The concert begins with a song cycle by Robert Schumann, Frauenliebe und Leben (A Woman’s Love and Life). This is based on a series of eight poems by Adalbert Von Chamisso which deals with a woman’s life through love, motherhood, devotion and finally death. Wilson sings these beautiful melodic songs with great feeling, using her powerful yet nuanced mezzo voice to bring out the meaning. Her German diction is excellent.

We then hear a series of songs by Edinburgh composer John Mcleod, commissioned by Live Music Now in Scotland. These songs were the result of visits to care homes in Scotland and Wales by McLeod and musicians to record memories of working in the coal mines. In a series of powerful songs, McLeod captures the pains and the pleasures of these mining communities, including the tragedy of Aberfan and ends with a poem by Wilfred Owen. Wilson sings these modern, melodic songs with great power and conviction, bringing out the tragedy of the miners’ lives. McLeod is in the audience today, and takes a bow at the end.

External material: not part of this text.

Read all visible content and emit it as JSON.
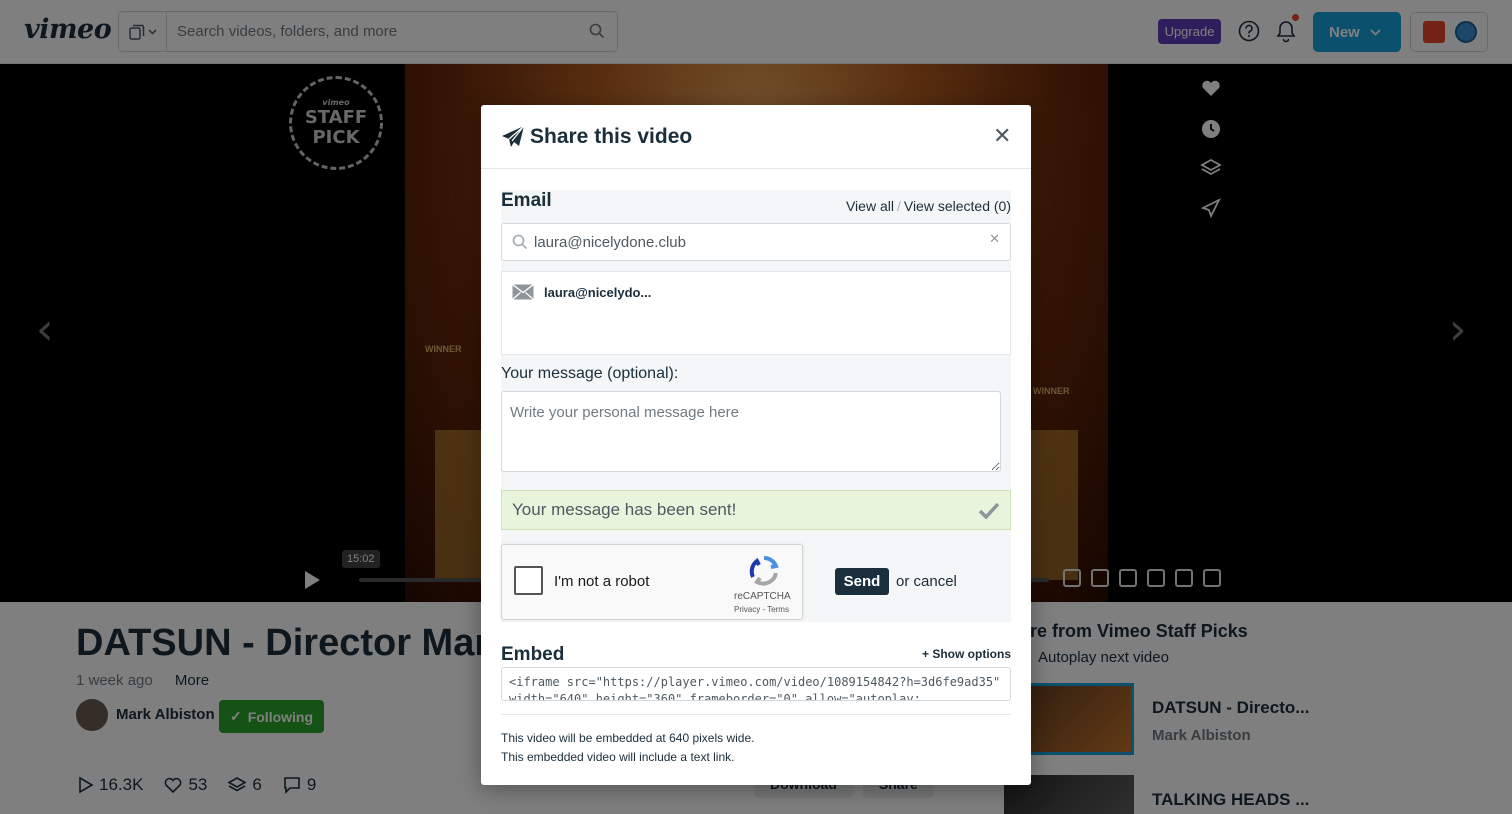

To finish, Wilson gives us two little known songs by the great German composer Kurt Weill. Taylor is a specialist in Kurt Weill and her one woman show of Weill’s work Take a Walk on the Weill Side has received high praise and is due to tour in Europe before returning to the Edinburgh Festival next year. These songs were written in French in Weill’s time there in 1933, at the beginning of his exile from Germany and before he moved to New York in 1935. First song Youkali reflects his search for Utopia and the second Je me t’aime pas (I Don’t Love You) could have been how he felt about his estranged wife Lotte Lenya, although they later reunited. Taylor shows that her French is as equally fluent as her German. She sings and acts the songs with great passion. She is a voice we will hear much of in the future.